I remember years ago meeting with January O'Neil, and the founder of the Mass. Poetry Festival, Mike Ansara, at the home of my friend Paul Stone in Cambridge. Paul Stone was the Creative Director of W.B. Mason, and I thought bringing someone experienced in advertising would be a good idea. I don't know how much (or if anything) was taken from that seminal meeting, but there is no doubt that the Mass. Poetry Festival is on the tip of everyone's tongue. Over the years many Somerville poets have been presenters at the festival, and this year is no exception. Offhand I can think of Pulitzer Prize-winning poet Lloyd Schwartz and Somerville Poet Laureate Nicole Terez Dutton. I caught up with O'Neil, who is a professor of English at Salem State University--one of the many hats that she wears, and wears well. The festival will take place in Salem, Mass. from April 30 to May 2.  For further details go to:  http://masspoetry.org


Can you give me a brief history of the Festival?
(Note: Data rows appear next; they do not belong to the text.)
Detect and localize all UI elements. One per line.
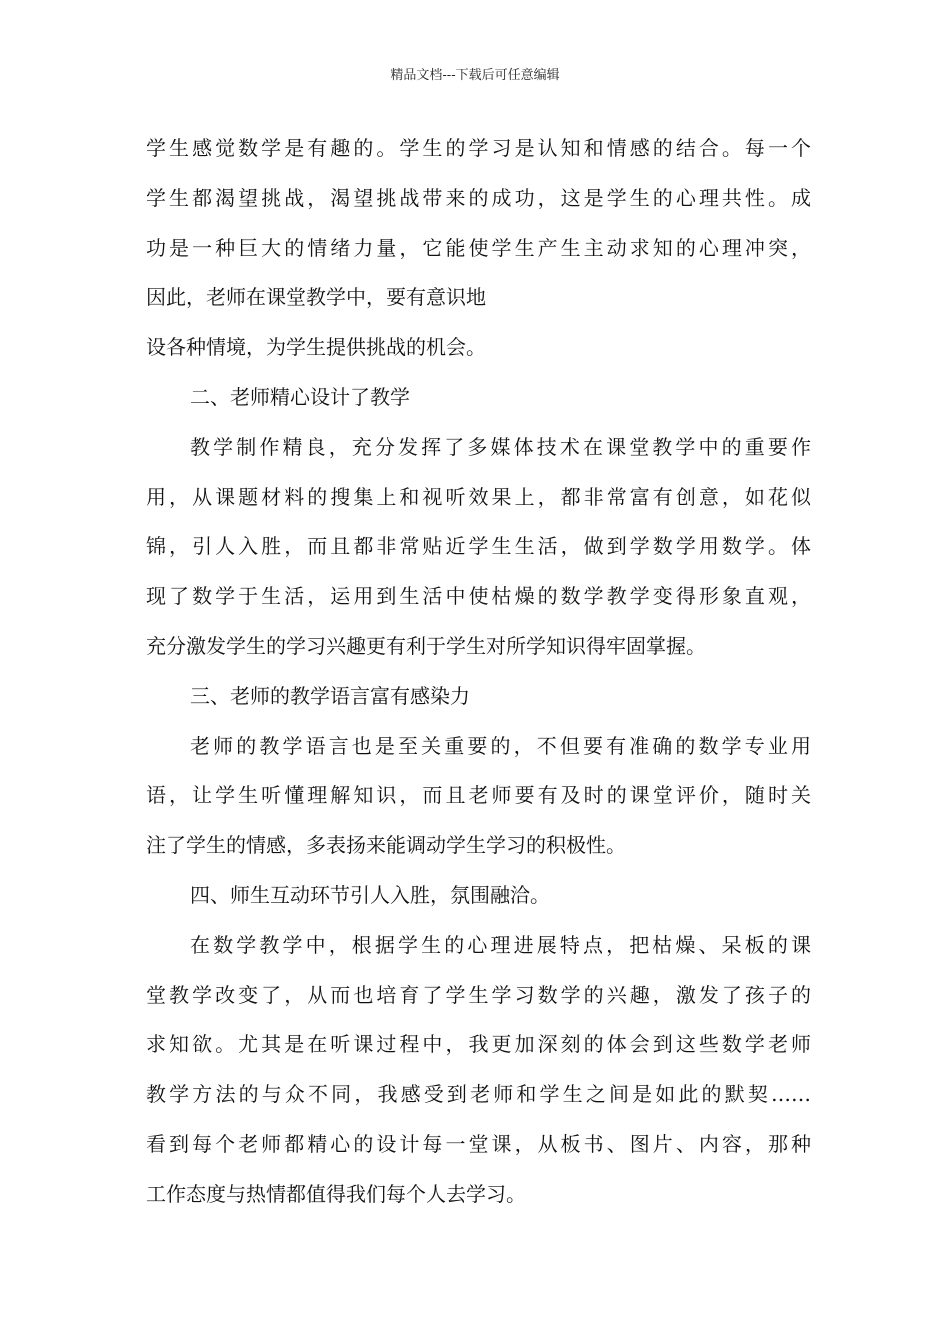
text-line: 功是一种巨大的情绪力量，它能使学生产生主动求知的心理冲突，: [146, 235, 811, 260]
text-line: 二、老师精心设计了教学: [190, 384, 410, 409]
text-line: 教学制作精良，充分发挥了多媒体技术在课堂教学中的重要作: [190, 434, 811, 459]
text-line: 因此，老师在课堂教学中，要有意识地: [146, 285, 486, 310]
text-line: 三、老师的教学语言富有感染力: [190, 683, 470, 708]
text-line: 看到每个老师都精心的设计每一堂课，从板书、图片、内容，那种: [146, 1131, 811, 1156]
text-line: 求知欲。尤其是在听课过程中，我更加深刻的体会到这些数学老师: [146, 1032, 811, 1057]
text-line: 工作态度与热情都值得我们每个人去学习。: [146, 1181, 526, 1206]
text-line: 学生感觉数学是有趣的。学生的学习是认知和情感的结合。每一个: [146, 136, 811, 160]
text-line: 现了数学于生活，运用到生活中使枯燥的数学教学变得形象直观，: [146, 584, 811, 609]
text-line: 老师的教学语言也是至关重要的，不但要有准确的数学专业用: [190, 733, 811, 758]
text-line: 四、师生互动环节引人入胜，氛围融洽。: [190, 882, 550, 907]
text-line: 用，从课题材料的搜集上和视听效果上，都非常富有创意，如花似: [146, 484, 811, 509]
text-line: 设各种情境，为学生提供挑战的机会。: [146, 335, 486, 360]
text-line: 学生都渴望挑战，渴望挑战带来的成功，这是学生的心理共性。成: [146, 185, 811, 210]
text-line: 注了学生的情感，多表扬来能调动学生学习的积极性。: [146, 833, 626, 858]
text-line: 语，让学生听懂理解知识，而且老师要有及时的课堂评价，随时关: [146, 783, 811, 808]
text-line: 在数学教学中，根据学生的心理进展特点，把枯燥、呆板的课: [190, 932, 811, 957]
document-body: [146, 124, 811, 1220]
text-line: 堂教学改变了，从而也培育了学生学习数学的兴趣，激发了孩子的: [146, 982, 811, 1007]
text-line: 充分激发学生的学习兴趣更有利于学生对所学知识得牢固掌握。: [146, 633, 706, 658]
page-header: 精品文档---下载后可任意编辑: [390, 68, 560, 83]
text-line: 锦，引人入胜，而且都非常贴近学生生活，做到学数学用数学。体: [146, 534, 811, 559]
text-line: 教学方法的与众不同，我感受到老师和学生之间是如此的默契……: [146, 1082, 811, 1107]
Co-founded by Michael Ansara, the first Massachusetts Poetry Festival ran in 2008 and took place again in 2009. Both were overwhelming successes and put Mass Poetry, the organization behind the festival, on the literary map.

How has it evolved from its start in Lowell?

In 2010, the festival took a year off and moved to Salem with Salem State University as a major sponsor. The Peabody Essex Museum and City of Salem have been valued supporters of the festival as well. In 2011, I came on board as a volunteer and eventually became its executive director in 2013. Laurin Macios came on board as program director, which gave Mass Poetry the next level of structure. Laurin has been the driving force behind some of our most recognizable programs: Student Day of Poetry, Poetry on the T, and the U35 Poetry Series—to name a few.

Tell me about some of the headliners this year.

Our exciting lineup of headliners includes: Rita Dove, Richard Blanco, Stephen Burt, Denise Duhamel, Nick Flynn, Regie Gibson, Jorie Graham, Edward Hirsch, Richard Hoffman, Adrian Matejka, Marge Piercy, and Rachel Wiley.  In addition, we have nearly 100 poetry reading, workshops, panel discussions, group readings and visual arts sessions happening during the three-day event.

Do you feel the festival is inclusive of the many different voices, camps, schools of poetry that we have out there?

That is our goal. We have made a conscious effort to reach out to all parts of the state and into New England to bring new voices. Our programming committee received more than 170 proposals, so it was a difficult task narrowing the selection down to about 60. But I’m quite happy with the diversity and range of poets and poetic voices.

Of all the memorable moments you must of had working for the festival--which stands out?

There are too many to name. Working with the festival volunteers and seeing so many familiar faces year after year makes it all worthwhile.

How can one get involved?

Visit masspoetry.org and find out more about the festival, volunteering, and other ways to get involved.